Strong arms give us the strength to lift, pull, throw, push and climb. Upper body muscle is the new sexy! The chin-up, also referred to as the pull-up, is one of the best upper body exercises and compound movements The problem is most people can’t perform a full chin-up without assistance.
Here’s a step-by-step progression to completing this challenging, but very effective exercise:
Instead of pulling yourself straight up and down, position yourself in a reclined position so the load you’re lifting is reduced.
You can accomplish this by using a TRX strap or setting yourself up underneath a barbell on a squat rack.
You’ll strengthen the same muscles involved with the pulling action, but it is more manageable.
Most gyms offer a Gravitron or other Assisted Chin-up machines enabling most people to incorporate chin-ups into their workout routine because the machines offer assistance.
The model at your gym may be either a stand-up or kneel model and it may either be computerized or involve only a weight stack.
The instructions on the front of the machine will clearly demonstrate how to complete the set-up process.
You can also accomplish an assisted pull-up by using long resistance bands that attach to the top of the pull-up bar and extend down and wrap under your feet. The resistance bands will provide additional assistance to help you pull your body weight upwards.
You can also accomplish assistance with the help of a workout buddy. They can help support you manually through the range of motion. This approach is a bit more risky, however, because you need to assure your partner is strong enough to provide you the assistance you need.
Body Weight Hangs
To increase your body’s ability to manage your total body weight, practice just hanging from the bar with your arms extended.
Build up to 30-60 seconds of hanging.
You can also try the arm hang with arms bent at 90 degrees.
Start with just a few seconds and build your endurance.

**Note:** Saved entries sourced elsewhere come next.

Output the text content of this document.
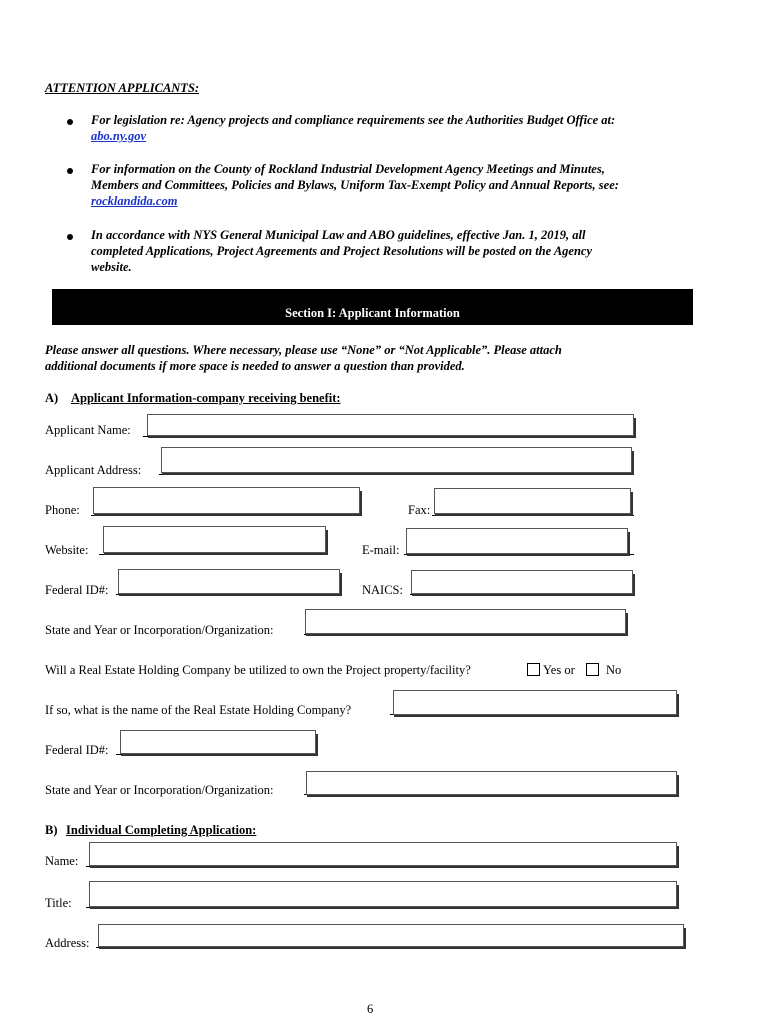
ATTENTION APPLICANTS:
For legislation re: Agency projects and compliance requirements see the Authorities Budget Office at:
abo.ny.gov
For information on the County of Rockland Industrial Development Agency Meetings and Minutes,
Members and Committees, Policies and Bylaws, Uniform Tax-Exempt Policy and Annual Reports, see:
rocklandida.com
In accordance with NYS General Municipal Law and ABO guidelines, effective Jan. 1, 2019, all
completed Applications, Project Agreements and Project Resolutions will be posted on the Agency
website.
Section I: Applicant Information
Please answer all questions. Where necessary, please use “None” or “Not Applicable”. Please attach
additional documents if more space is needed to answer a question than provided.
A) Applicant Information-company receiving benefit:
Applicant Name:
Applicant Address:
Phone:	Fax:
Website:	E-mail:
Federal ID#:	NAICS:
State and Year or Incorporation/Organization:
Will a Real Estate Holding Company be utilized to own the Project property/facility?	Yes or	No
If so, what is the name of the Real Estate Holding Company?
Federal ID#:
State and Year or Incorporation/Organization:
B) Individual Completing Application:
Name:
Title:
Address:
6
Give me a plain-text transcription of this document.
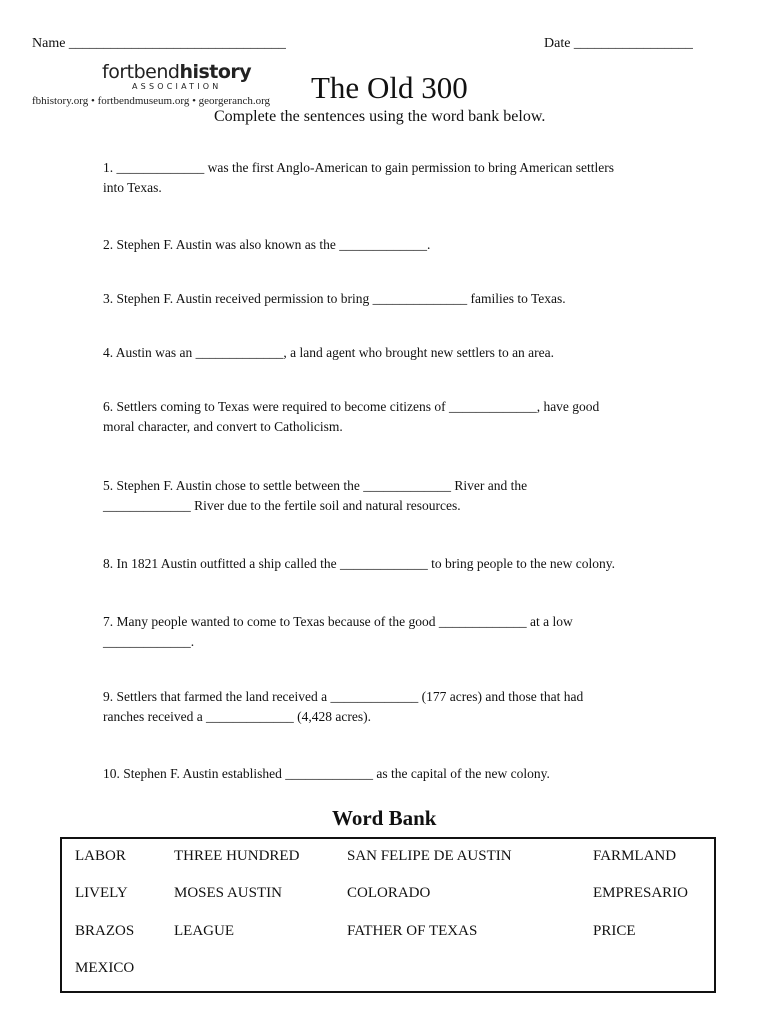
Name _______________________________	Date _________________
fortbendhistory
ASSOCIATION
fbhistory.org • fortbendmuseum.org • georgeranch.org The Old 300
Complete the sentences using the word bank below.
1. _____________ was the first Anglo-American to gain permission to bring American settlers
into Texas.
2. Stephen F. Austin was also known as the _____________.
3. Stephen F. Austin received permission to bring ______________ families to Texas.
4. Austin was an _____________, a land agent who brought new settlers to an area.
6. Settlers coming to Texas were required to become citizens of _____________, have good
moral character, and convert to Catholicism.
5. Stephen F. Austin chose to settle between the _____________ River and the
_____________ River due to the fertile soil and natural resources.
8. In 1821 Austin outfitted a ship called the _____________ to bring people to the new colony.
7. Many people wanted to come to Texas because of the good _____________ at a low
_____________.
9. Settlers that farmed the land received a _____________ (177 acres) and those that had
ranches received a _____________ (4,428 acres).
10. Stephen F. Austin established _____________ as the capital of the new colony.
Word Bank
LABOR	THREE HUNDRED	SAN FELIPE DE AUSTIN	FARMLAND
LIVELY	MOSES AUSTIN	COLORADO	EMPRESARIO
BRAZOS	LEAGUE	FATHER OF TEXAS	PRICE
MEXICO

Pulling up is the hardest phase of this movement, so one approach to progressing is to position a bench or step under the chin up bar. Use your legs to jump up, but then slowly lower down using the strength of your upper body only. This will allow you to strengthen your upper body during the eccentric, negative, lowering phase until you develop the strength to also lift your body weight upwards.

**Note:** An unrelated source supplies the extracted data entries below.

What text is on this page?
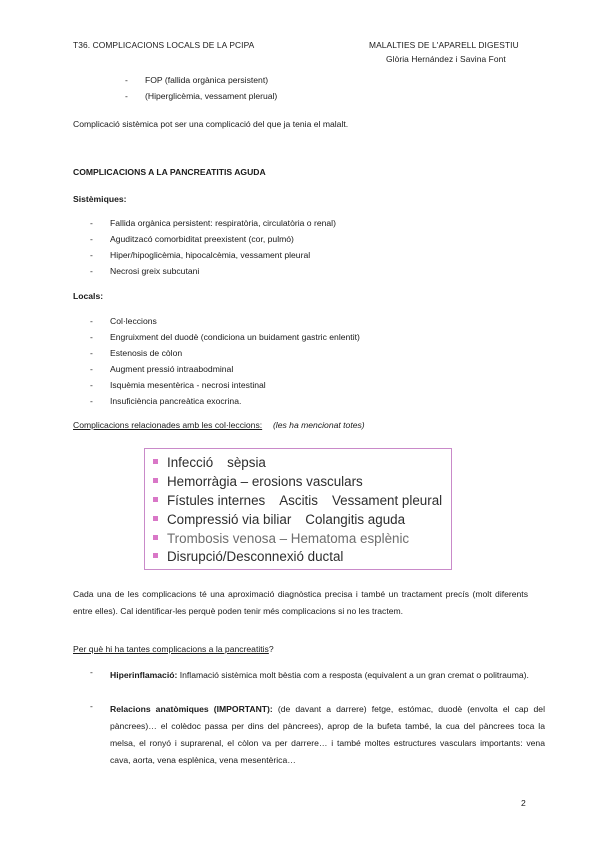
T36. COMPLICACIONS LOCALS DE LA PCIPA	MALALTIES DE L'APARELL DIGESTIU
Glòria Hernández i Savina Font
- FOP (fallida orgànica persistent)
- (Hiperglicèmia, vessament plerual)
Complicació sistèmica pot ser una complicació del que ja tenia el malalt.
COMPLICACIONS A LA PANCREATITIS AGUDA
Sistèmiques:
- Fallida orgànica persistent: respiratòria, circulatòria o renal)
- Aguditzacó comorbiditat preexistent (cor, pulmó)
- Hiper/hipoglicèmia, hipocalcèmia, vessament pleural
- Necrosi greix subcutani
Locals:
- Col·leccions
- Engruixment del duodè (condiciona un buidament gastric enlentit)
- Estenosis de còlon
- Augment pressió intraabodminal
- Isquèmia mesentèrica - necrosi intestinal
- Insuficiència pancreàtica exocrina.
Complicacions relacionades amb les col·leccions: (les ha mencionat totes)
Infecció sèpsia
Hemorràgia – erosions vasculars
Fístules internes Ascitis Vessament pleural
Compressió via biliar Colangitis aguda
Trombosis venosa – Hematoma esplènic
Disrupció/Desconnexió ductal
Cada una de les complicacions té una aproximació diagnòstica precisa i també un tractament precís (molt diferents entre elles). Cal identificar-les perquè poden tenir més complicacions si no les tractem.
Per què hi ha tantes complicacions a la pancreatitis?
- Hiperinflamació: Inflamació sistèmica molt bèstia com a resposta (equivalent a un gran cremat o politrauma).
- Relacions anatòmiques (IMPORTANT): (de davant a darrere) fetge, estómac, duodè (envolta el cap del pàncrees)… el colèdoc passa per dins del pàncrees), aprop de la bufeta també, la cua del pàncrees toca la melsa, el ronyó i suprarenal, el còlon va per darrere… i també moltes estructures vasculars importants: vena cava, aorta, vena esplènica, vena mesentèrica…
2
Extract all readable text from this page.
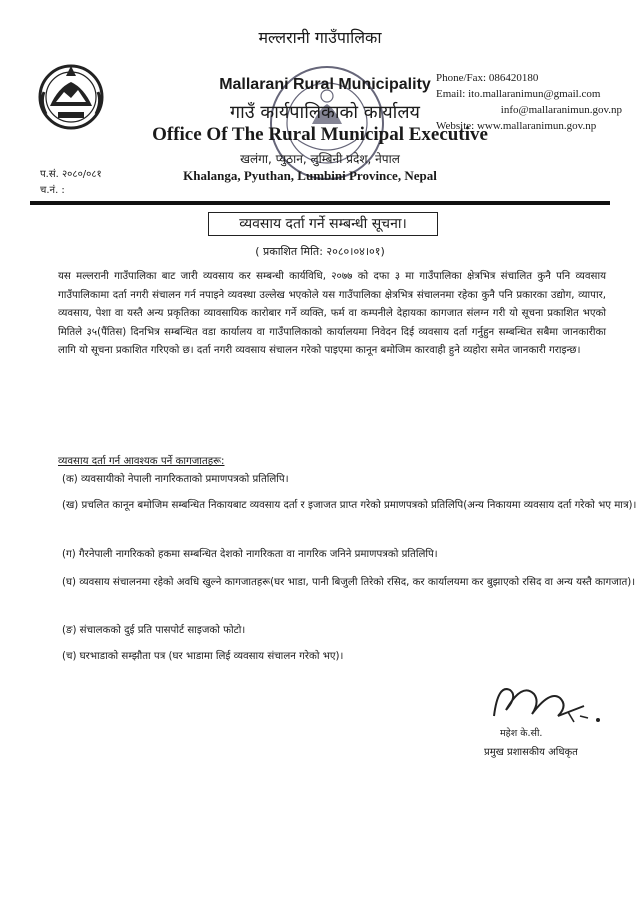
मल्लरानी गाउँपालिका
Mallarani Rural Municipality
गाउँ कार्यपालिकाको कार्यालय
Office Of The Rural Municipal Executive
खलंगा, प्युठान, लुम्बिनी प्रदेश, नेपाल
Khalanga, Pyuthan, Lumbini Province, Nepal
Phone/Fax: 086420180
Email: ito.mallaranimun@gmail.com
info@mallaranimun.gov.np
Website: www.mallaranimun.gov.np
प.सं. २०८०/०८१
च.नं. :
व्यवसाय दर्ता गर्ने सम्बन्धी सूचना।
( प्रकाशित मिति: २०८०।०४।०१)
यस मल्लरानी गाउँपालिका बाट जारी व्यवसाय कर सम्बन्धी कार्यविधि, २०७७ को दफा ३ मा गाउँपालिका क्षेत्रभित्र संचालित कुनै पनि व्यवसाय गाउँपालिकामा दर्ता नगरी संचालन गर्न नपाइने व्यवस्था उल्लेख भएकोले यस गाउँपालिका क्षेत्रभित्र संचालनमा रहेका कुनै पनि प्रकारका उद्योग, व्यापार, व्यवसाय, पेशा वा यस्तै अन्य प्रकृतिका व्यावसायिक कारोबार गर्ने व्यक्ति, फर्म वा कम्पनीले देहायका कागजात संलग्न गरी यो सूचना प्रकाशित भएको मितिले ३५(पैंतिस) दिनभित्र सम्बन्धित वडा कार्यालय वा गाउँपालिकाको कार्यालयमा निवेदन दिई व्यवसाय दर्ता गर्नुहुन सम्बन्धित सबैमा जानकारीका लागि यो सूचना प्रकाशित गरिएको छ। दर्ता नगरी व्यवसाय संचालन गरेको पाइएमा कानून बमोजिम कारवाही हुने व्यहोरा समेत जानकारी गराइन्छ।
व्यवसाय दर्ता गर्न आवश्यक पर्ने कागजातहरू:
(क) व्यवसायीको नेपाली नागरिकताको प्रमाणपत्रको प्रतिलिपि।
(ख) प्रचलित कानून बमोजिम सम्बन्धित निकायबाट व्यवसाय दर्ता र इजाजत प्राप्त गरेको प्रमाणपत्रको प्रतिलिपि(अन्य निकायमा व्यवसाय दर्ता गरेको भए मात्र)।
(ग) गैरनेपाली नागरिकको हकमा सम्बन्धित देशको नागरिकता वा नागरिक जनिने प्रमाणपत्रको प्रतिलिपि।
(घ) व्यवसाय संचालनमा रहेको अवधि खुल्ने कागजातहरू(घर भाडा, पानी बिजुली तिरेको रसिद, कर कार्यालयमा कर बुझाएको रसिद वा अन्य यस्तै कागजात)।
(ङ) संचालकको दुई प्रति पासपोर्ट साइजको फोटो।
(च) घरभाडाको सम्झौता पत्र (घर भाडामा लिई व्यवसाय संचालन गरेको भए)।
महेश के.सी.
प्रमुख प्रशासकीय अधिकृत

Once you can lift and lower your entire body weight, start with a couple reps and build from there.
Here’s a few tips:
Pull-up machines or bars often allow you to choose between 3-4 different grips – a wide grip, a mid-grip, a narrow grip and a reverse mid-grip. We recommend to our clients that they use all the various grips to challenge their muscles with a slightly different stimulus with each set.

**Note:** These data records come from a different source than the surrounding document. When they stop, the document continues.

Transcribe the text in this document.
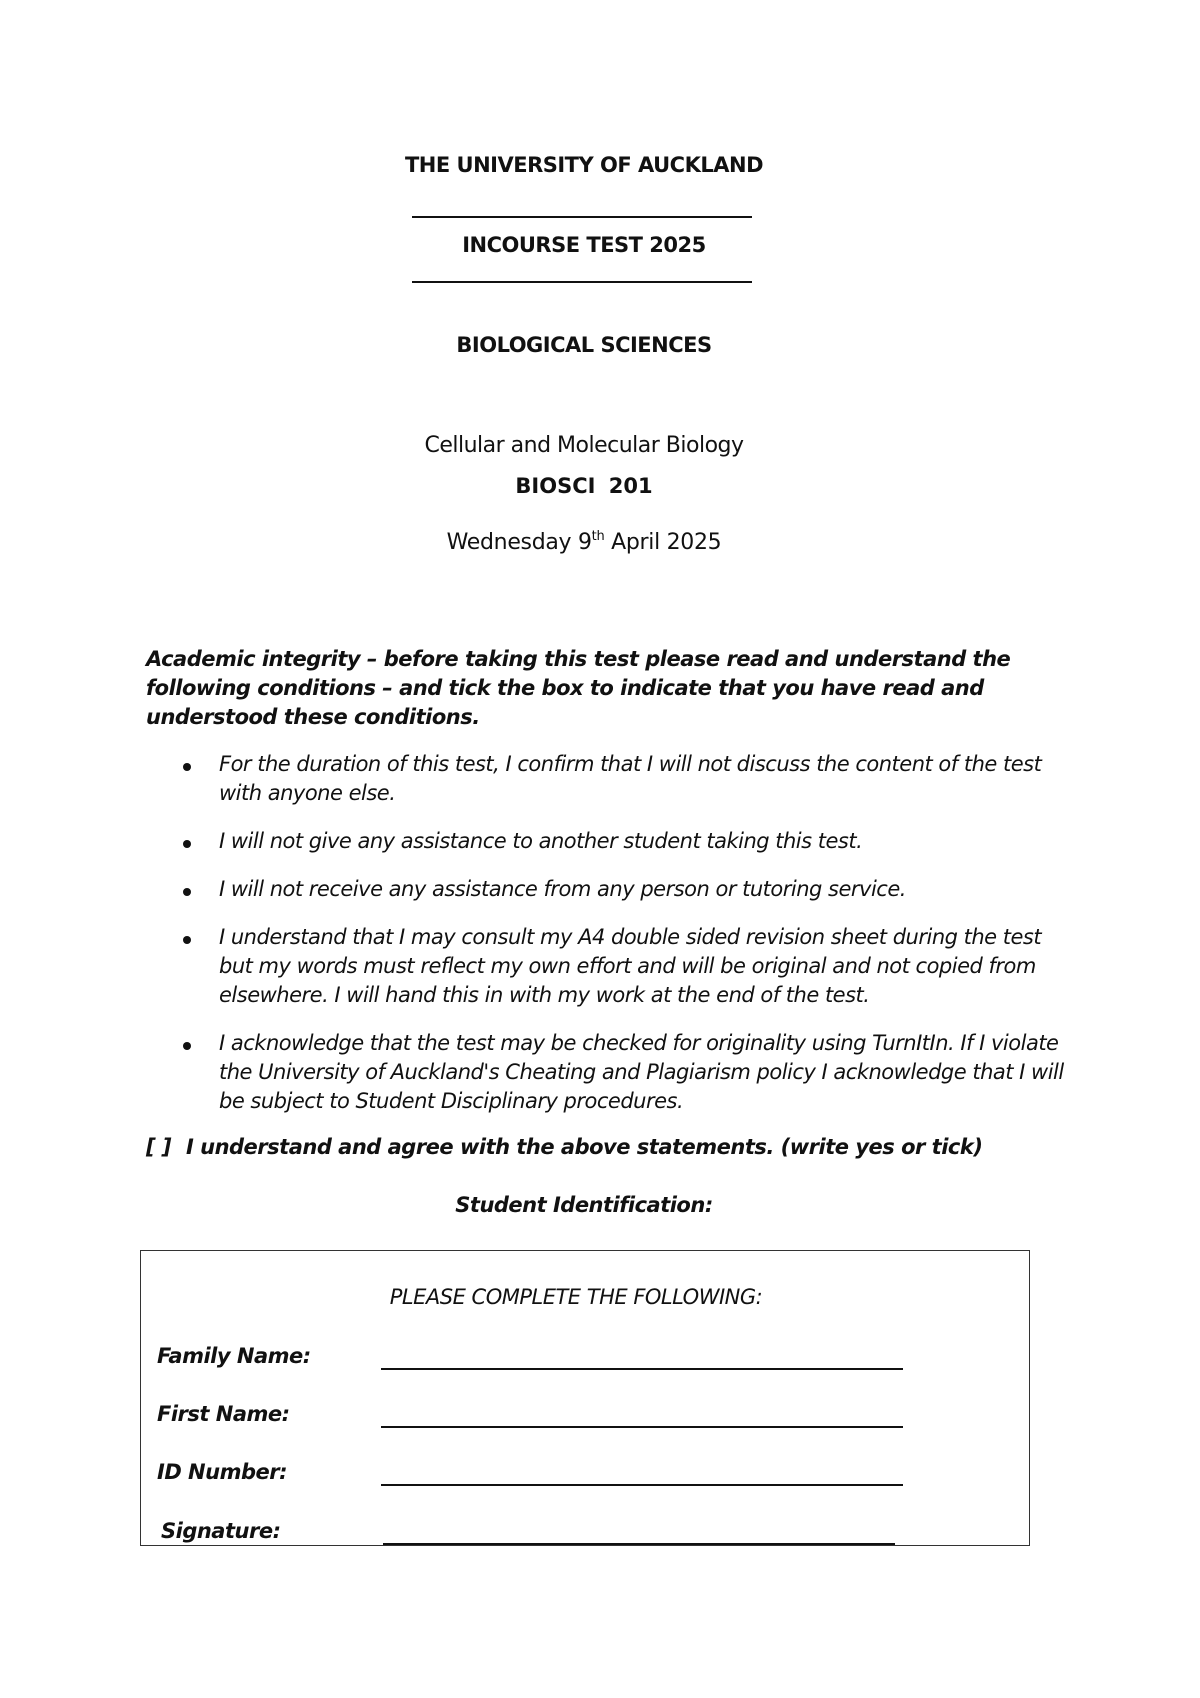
THE UNIVERSITY OF AUCKLAND
INCOURSE TEST 2025
BIOLOGICAL SCIENCES
Cellular and Molecular Biology
BIOSCI 201
Wednesday 9th April 2025
Academic integrity – before taking this test please read and understand the following conditions – and tick the box to indicate that you have read and understood these conditions.
For the duration of this test, I confirm that I will not discuss the content of the test with anyone else.
I will not give any assistance to another student taking this test.
I will not receive any assistance from any person or tutoring service.
I understand that I may consult my A4 double sided revision sheet during the test but my words must reflect my own effort and will be original and not copied from elsewhere. I will hand this in with my work at the end of the test.
I acknowledge that the test may be checked for originality using TurnItIn. If I violate the University of Auckland's Cheating and Plagiarism policy I acknowledge that I will be subject to Student Disciplinary procedures.
[ ] I understand and agree with the above statements. (write yes or tick)
Student Identification:
PLEASE COMPLETE THE FOLLOWING:
Family Name:
First Name:
ID Number:
Signature:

As you pull with your arms, your body will lift upwards.
Stop once your chin has cleared the bar.
Slowly return to the starting position.
Attempt to achieve full range of motion without locking out your elbows.
Try to focus on pulling with the muscles in your back rather than your arms.
Maintain control and keep your abdominals active to brace your spine.
Try to minimize momentum and always keep tension on the muscles .
Start with 8-12 reps, 1-3 sets, 2 times per week.